J’ai appris, depuis peu, avec émotion, le grand malheur qui vous a frappé si cruellement, en la personne de votre fils.
J’ai eu l’occasion, aussi, de lire presqu’en même temps l’article le concernant et paru dans « Excelsior ».
Je suis probablement pour vous un inconnu, mais permettez à un des anciens maîtres de votre fils à l’Ecole Supérieure d’Electricité de venir vous apporter en cette triste circonstance l’expression de ses respectueuses et bien sincères condoléances.

[Lettre 4, P. 2]
J’ai conservé le souvenir très net de votre fils et j’avais remarqué à maintes reprises sa vive intelligence, sa décision, son courage et la fermeté de ses convictions.
L’exemple qu’il a donné à la jeunesse française est vraiment admirable.
Il avait devant lui un brillant avenir personnel ; il l’a sacrifié vaillamment à l’avenir de la France.
Quoi de plus sublime et de plus beau !
Je vous prie d’agréer, cher Monsieur Chaput, ainsi que votre famille, l’expression de mes sentiments les plus sincères et les plus respectueux.

[Signature]

André Constans. Ing. A. et M.[Ingénieur des Arts et Métiers]
Ancien chef d’atelier de l’Ecole Supérieure d’Electricité
238 Rue de la Convention
Paris (XVe)

 

En juin 1918, les premières troupes américaines débarquent en France pour apporter leur soutien aux Alliés. L’Entente a par ailleurs été renforcée par l’adhésion de la Grèce qui s’implique face aux Bulgares et aux Turcs. En Afrique, les colonies allemandes sont envahies par une force anglo-belge, notamment soutenue par un embryon de corps aérien.

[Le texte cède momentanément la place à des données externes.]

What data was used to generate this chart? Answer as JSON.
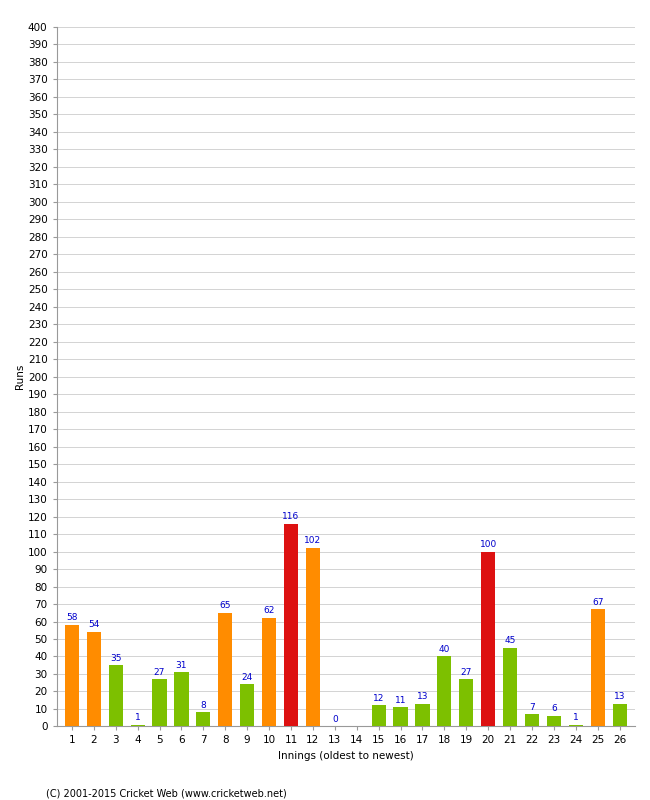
{
  "innings": [
    1,
    2,
    3,
    4,
    5,
    6,
    7,
    8,
    9,
    10,
    11,
    12,
    13,
    14,
    15,
    16,
    17,
    18,
    19,
    20,
    21,
    22,
    23,
    24,
    25,
    26
  ],
  "values": [
    58,
    54,
    35,
    1,
    27,
    31,
    8,
    65,
    24,
    62,
    116,
    102,
    0,
    0,
    12,
    11,
    13,
    40,
    27,
    100,
    45,
    7,
    6,
    1,
    67,
    13
  ],
  "colors": [
    "#ff8c00",
    "#ff8c00",
    "#7dc000",
    "#7dc000",
    "#7dc000",
    "#7dc000",
    "#7dc000",
    "#ff8c00",
    "#7dc000",
    "#ff8c00",
    "#dd1111",
    "#ff8c00",
    "#ff8c00",
    "#7dc000",
    "#7dc000",
    "#7dc000",
    "#7dc000",
    "#7dc000",
    "#7dc000",
    "#dd1111",
    "#7dc000",
    "#7dc000",
    "#7dc000",
    "#7dc000",
    "#ff8c00",
    "#7dc000"
  ],
  "show_label": [
    true,
    true,
    true,
    true,
    true,
    true,
    true,
    true,
    true,
    true,
    true,
    true,
    true,
    false,
    true,
    true,
    true,
    true,
    true,
    true,
    true,
    true,
    true,
    true,
    true,
    true
  ],
  "xlabel": "Innings (oldest to newest)",
  "ylabel": "Runs",
  "ylim": [
    0,
    400
  ],
  "ytick_step": 10,
  "background_color": "#ffffff",
  "grid_color": "#cccccc",
  "label_color": "#0000cc",
  "label_fontsize": 6.5,
  "axis_fontsize": 7.5,
  "bar_width": 0.65,
  "copyright": "(C) 2001-2015 Cricket Web (www.cricketweb.net)"
}
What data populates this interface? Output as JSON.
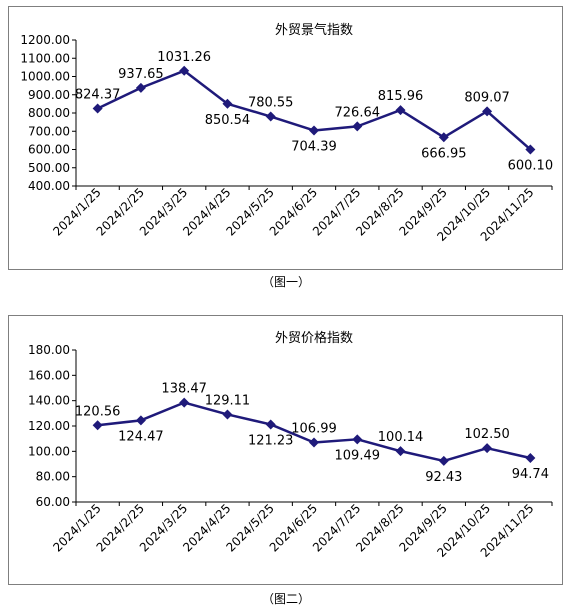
{
  "chart_data": [
    {
      "type": "line",
      "title": "外贸景气指数",
      "categories": [
        "2024/1/25",
        "2024/2/25",
        "2024/3/25",
        "2024/4/25",
        "2024/5/25",
        "2024/6/25",
        "2024/7/25",
        "2024/8/25",
        "2024/9/25",
        "2024/10/25",
        "2024/11/25"
      ],
      "series": [
        {
          "values": [
            824.37,
            937.65,
            1031.26,
            850.54,
            780.55,
            704.39,
            726.64,
            815.96,
            666.95,
            809.07,
            600.1
          ]
        }
      ],
      "value_labels": [
        "824.37",
        "937.65",
        "1031.26",
        "850.54",
        "780.55",
        "704.39",
        "726.64",
        "815.96",
        "666.95",
        "809.07",
        "600.10"
      ],
      "label_position": [
        "above",
        "above",
        "above",
        "below",
        "above",
        "below",
        "above",
        "above",
        "below",
        "above",
        "below"
      ],
      "ylim": [
        400,
        1200
      ],
      "yticks": [
        "400.00",
        "500.00",
        "600.00",
        "700.00",
        "800.00",
        "900.00",
        "1000.00",
        "1100.00",
        "1200.00"
      ],
      "grid": false,
      "line_color": "#1f1a7a",
      "caption": "（图一）"
    },
    {
      "type": "line",
      "title": "外贸价格指数",
      "categories": [
        "2024/1/25",
        "2024/2/25",
        "2024/3/25",
        "2024/4/25",
        "2024/5/25",
        "2024/6/25",
        "2024/7/25",
        "2024/8/25",
        "2024/9/25",
        "2024/10/25",
        "2024/11/25"
      ],
      "series": [
        {
          "values": [
            120.56,
            124.47,
            138.47,
            129.11,
            121.23,
            106.99,
            109.49,
            100.14,
            92.43,
            102.5,
            94.74
          ]
        }
      ],
      "value_labels": [
        "120.56",
        "124.47",
        "138.47",
        "129.11",
        "121.23",
        "106.99",
        "109.49",
        "100.14",
        "92.43",
        "102.50",
        "94.74"
      ],
      "label_position": [
        "above",
        "below",
        "above",
        "above",
        "below",
        "above",
        "below",
        "above",
        "below",
        "above",
        "below"
      ],
      "ylim": [
        60,
        180
      ],
      "yticks": [
        "60.00",
        "80.00",
        "100.00",
        "120.00",
        "140.00",
        "160.00",
        "180.00"
      ],
      "grid": false,
      "line_color": "#1f1a7a",
      "caption": "（图二）"
    }
  ]
}
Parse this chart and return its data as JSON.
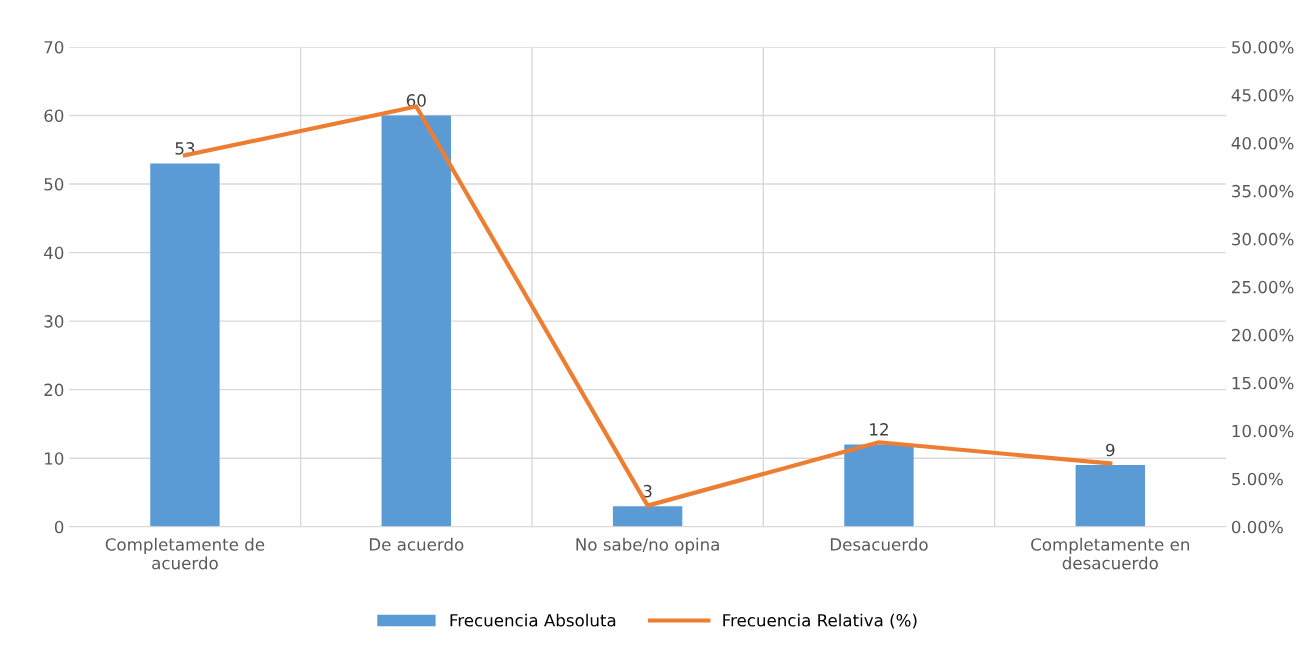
{
  "chart_data": {
    "type": "bar",
    "categories": [
      "Completamente de\nacuerdo",
      "De acuerdo",
      "No sabe/no opina",
      "Desacuerdo",
      "Completamente en\ndesacuerdo"
    ],
    "series": [
      {
        "name": "Frecuencia Absoluta",
        "color": "#5b9bd5",
        "values": [
          53,
          60,
          3,
          12,
          9
        ],
        "value_labels": [
          "53",
          "60",
          "3",
          "12",
          "9"
        ]
      },
      {
        "name": "Frecuencia Relativa (%)",
        "type": "line",
        "axis": "y2",
        "color": "#ed7d31",
        "values": [
          38.7,
          43.8,
          2.2,
          8.8,
          6.6
        ]
      }
    ],
    "ylim": [
      0,
      70
    ],
    "yticks": [
      0,
      10,
      20,
      30,
      40,
      50,
      60,
      70
    ],
    "y2lim": [
      0,
      50
    ],
    "y2ticks": [
      {
        "value": 0,
        "label": "0.00%"
      },
      {
        "value": 5,
        "label": "5.00%"
      },
      {
        "value": 10,
        "label": "10.00%"
      },
      {
        "value": 15,
        "label": "15.00%"
      },
      {
        "value": 20,
        "label": "20.00%"
      },
      {
        "value": 25,
        "label": "25.00%"
      },
      {
        "value": 30,
        "label": "30.00%"
      },
      {
        "value": 35,
        "label": "35.00%"
      },
      {
        "value": 40,
        "label": "40.00%"
      },
      {
        "value": 45,
        "label": "45.00%"
      },
      {
        "value": 50,
        "label": "50.00%"
      }
    ],
    "grid": true,
    "legend": "bottom",
    "marker": "none",
    "line_style": "solid"
  }
}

Dès l’annonce officielle de la mort de Jean Chaput début mai, et sur une période de plus d’un mois, son père reçoit des très nombreuses lettres et cartes de condoléances.
Ceux-ci affluent du front comme de l’arrière : ce sont des camarades de Chaput, de longue date ou non, ses amis patineurs, son ancien professeur à l’Ecole Supérieure d’Electricité, ou encore des collègues de Chaput père, qui souhaitent s’associer à la douleur de ce dernier.

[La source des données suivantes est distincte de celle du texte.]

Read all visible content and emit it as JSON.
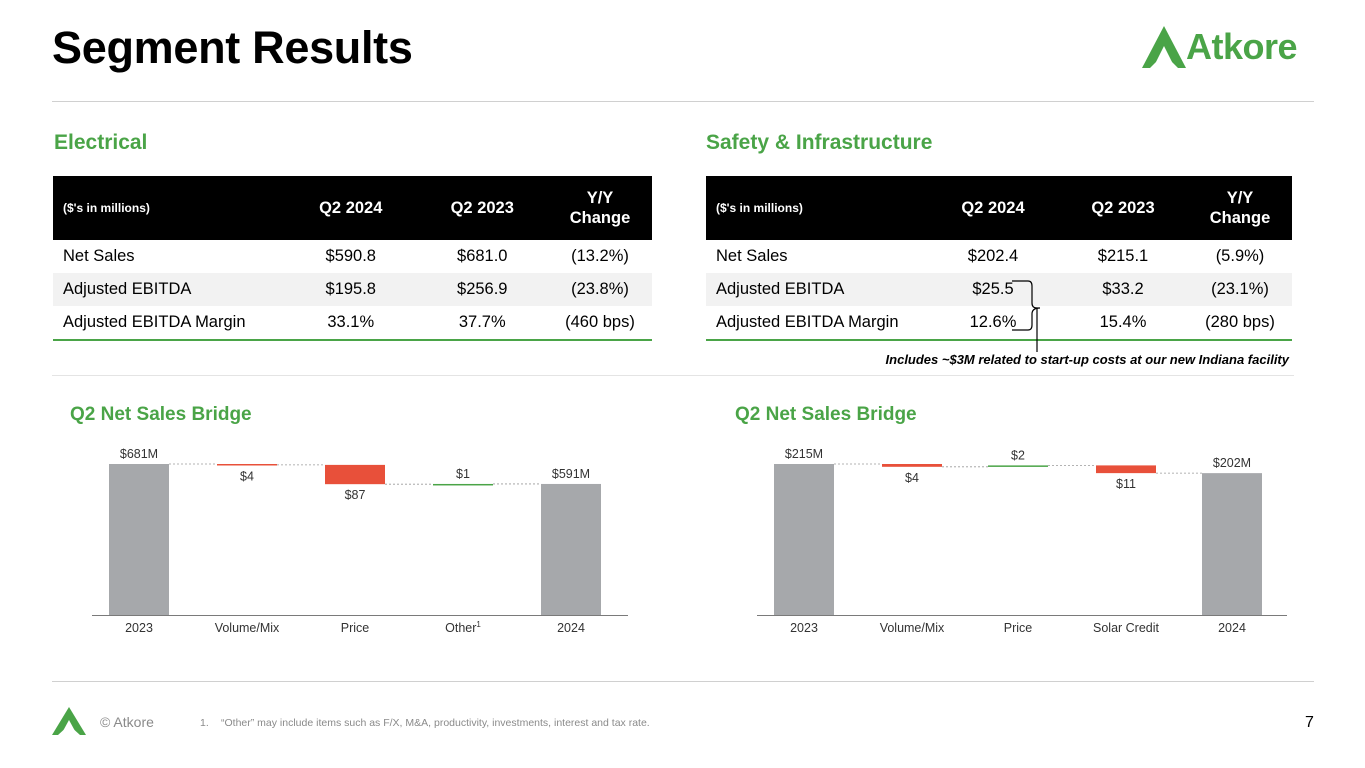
{
  "title": "Segment Results",
  "brand": {
    "name": "Atkore",
    "color": "#4aa447"
  },
  "electrical": {
    "title": "Electrical",
    "headers": [
      "($'s in millions)",
      "Q2 2024",
      "Q2 2023",
      "Y/Y Change"
    ],
    "rows": [
      [
        "Net Sales",
        "$590.8",
        "$681.0",
        "(13.2%)"
      ],
      [
        "Adjusted EBITDA",
        "$195.8",
        "$256.9",
        "(23.8%)"
      ],
      [
        "Adjusted EBITDA Margin",
        "33.1%",
        "37.7%",
        "(460 bps)"
      ]
    ]
  },
  "safety": {
    "title": "Safety & Infrastructure",
    "headers": [
      "($'s in millions)",
      "Q2 2024",
      "Q2 2023",
      "Y/Y Change"
    ],
    "rows": [
      [
        "Net Sales",
        "$202.4",
        "$215.1",
        "(5.9%)"
      ],
      [
        "Adjusted EBITDA",
        "$25.5",
        "$33.2",
        "(23.1%)"
      ],
      [
        "Adjusted EBITDA Margin",
        "12.6%",
        "15.4%",
        "(280 bps)"
      ]
    ],
    "note": "Includes ~$3M related to start-up costs at our new Indiana facility"
  },
  "chart_data": [
    {
      "type": "bar",
      "subtype": "waterfall",
      "title": "Q2 Net Sales Bridge",
      "categories": [
        "2023",
        "Volume/Mix",
        "Price",
        "Other",
        "2024"
      ],
      "category_superscripts": [
        "",
        "",
        "",
        "1",
        ""
      ],
      "values": [
        681,
        -4,
        -87,
        1,
        591
      ],
      "kinds": [
        "total",
        "decrease",
        "decrease",
        "increase",
        "total"
      ],
      "data_labels": [
        "$681M",
        "$4",
        "$87",
        "$1",
        "$591M"
      ],
      "ylim": [
        0,
        681
      ],
      "colors": {
        "total": "#a6a8ab",
        "decrease": "#e8503a",
        "increase": "#4aa447"
      }
    },
    {
      "type": "bar",
      "subtype": "waterfall",
      "title": "Q2 Net Sales Bridge",
      "categories": [
        "2023",
        "Volume/Mix",
        "Price",
        "Solar Credit",
        "2024"
      ],
      "category_superscripts": [
        "",
        "",
        "",
        "",
        ""
      ],
      "values": [
        215,
        -4,
        2,
        -11,
        202
      ],
      "kinds": [
        "total",
        "decrease",
        "increase",
        "decrease",
        "total"
      ],
      "data_labels": [
        "$215M",
        "$4",
        "$2",
        "$11",
        "$202M"
      ],
      "ylim": [
        0,
        215
      ],
      "colors": {
        "total": "#a6a8ab",
        "decrease": "#e8503a",
        "increase": "#4aa447"
      }
    }
  ],
  "footer": {
    "copyright": "© Atkore",
    "footnote_number": "1.",
    "footnote": "“Other” may include items such as F/X, M&A, productivity, investments, interest and tax rate.",
    "page_number": "7"
  }
}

Les deux premières lettres sont simples, concises et vont au but, celui de compatir à la douleur d’un père et de le soutenir dans cette épreuve. La troisième lettre, celle d’un militaire, s’attache à assurer Chaput père que son fils ne sera pas oublié, qu’il a marqué durablement les mémoires de tous ceux qui l’ont côtoyé ou du moins connu. Enfin la quatrième et dernière lettre et la plus lyrique, le professeur insistant sur les grandes qualités de son ancien élève, du modèle qu’il représente désormais pour les générations futures. Chacun, à sa manière, tente d’atténuer le chagrin de ce chirurgien qui s’en veut terriblement de ne pas avoir été présent pour tenter de traiter la blessure de son fils.

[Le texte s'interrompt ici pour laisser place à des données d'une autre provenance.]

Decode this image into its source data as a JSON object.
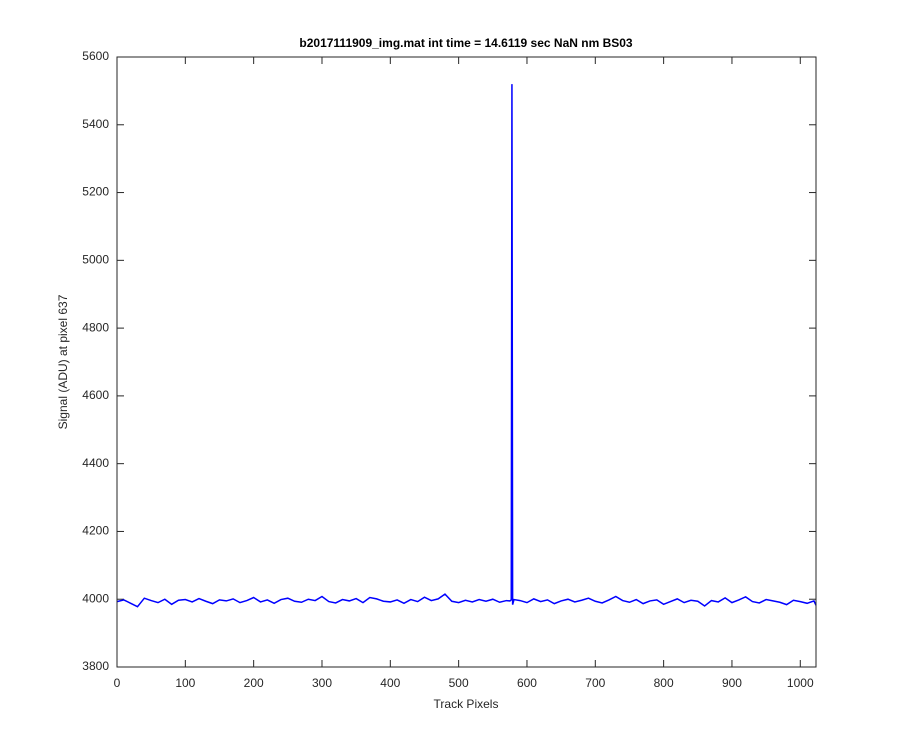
{
  "chart_data": {
    "type": "line",
    "title": "b2017111909_img.mat int time = 14.6119 sec  NaN nm BS03",
    "x_label": "Track Pixels",
    "y_label": "Signal (ADU) at pixel 637",
    "x": [
      0,
      10,
      20,
      30,
      40,
      50,
      60,
      70,
      80,
      90,
      100,
      110,
      120,
      130,
      140,
      150,
      160,
      170,
      180,
      190,
      200,
      210,
      220,
      230,
      240,
      250,
      260,
      270,
      280,
      290,
      300,
      310,
      320,
      330,
      340,
      350,
      360,
      370,
      380,
      390,
      400,
      410,
      420,
      430,
      440,
      450,
      460,
      470,
      480,
      490,
      500,
      510,
      520,
      530,
      540,
      550,
      560,
      570,
      575,
      577,
      578,
      579,
      581,
      590,
      600,
      610,
      620,
      630,
      640,
      650,
      660,
      670,
      680,
      690,
      700,
      710,
      720,
      730,
      740,
      750,
      760,
      770,
      780,
      790,
      800,
      810,
      820,
      830,
      840,
      850,
      860,
      870,
      880,
      890,
      900,
      910,
      920,
      930,
      940,
      950,
      960,
      970,
      980,
      990,
      1000,
      1010,
      1020,
      1023
    ],
    "series": [
      {
        "color": "#0000ff",
        "values": [
          3993,
          3998,
          3988,
          3978,
          4003,
          3996,
          3990,
          4000,
          3985,
          3997,
          3999,
          3992,
          4002,
          3994,
          3987,
          3998,
          3995,
          4001,
          3990,
          3996,
          4005,
          3992,
          3998,
          3988,
          3999,
          4003,
          3994,
          3991,
          4000,
          3996,
          4008,
          3993,
          3989,
          3999,
          3995,
          4002,
          3990,
          4005,
          4001,
          3994,
          3992,
          3998,
          3988,
          3999,
          3993,
          4006,
          3996,
          4001,
          4015,
          3994,
          3990,
          3997,
          3992,
          3999,
          3994,
          4000,
          3991,
          3996,
          3995,
          3998,
          5520,
          3984,
          3999,
          3996,
          3990,
          4001,
          3993,
          3998,
          3987,
          3995,
          4000,
          3992,
          3997,
          4003,
          3994,
          3989,
          3998,
          4008,
          3996,
          3991,
          3999,
          3987,
          3995,
          3998,
          3985,
          3993,
          4001,
          3990,
          3997,
          3994,
          3980,
          3996,
          3992,
          4004,
          3990,
          3998,
          4007,
          3993,
          3989,
          3999,
          3995,
          3991,
          3984,
          3997,
          3993,
          3988,
          3995,
          3982
        ]
      }
    ],
    "xlim": [
      0,
      1023
    ],
    "ylim": [
      3800,
      5600
    ],
    "xticks": [
      0,
      100,
      200,
      300,
      400,
      500,
      600,
      700,
      800,
      900,
      1000
    ],
    "yticks": [
      3800,
      4000,
      4200,
      4400,
      4600,
      4800,
      5000,
      5200,
      5400,
      5600
    ],
    "grid": false
  }
}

In June 1918, the first American troops landed in France to support the Allies. The Allies had also been strengthened with the inclusion of Greece, which was engaged against the Bulgarians and Turks. In Africa, the German colonies have been invaded by an Anglo-Belgian force, notable for being supported by an embryonic aerial force.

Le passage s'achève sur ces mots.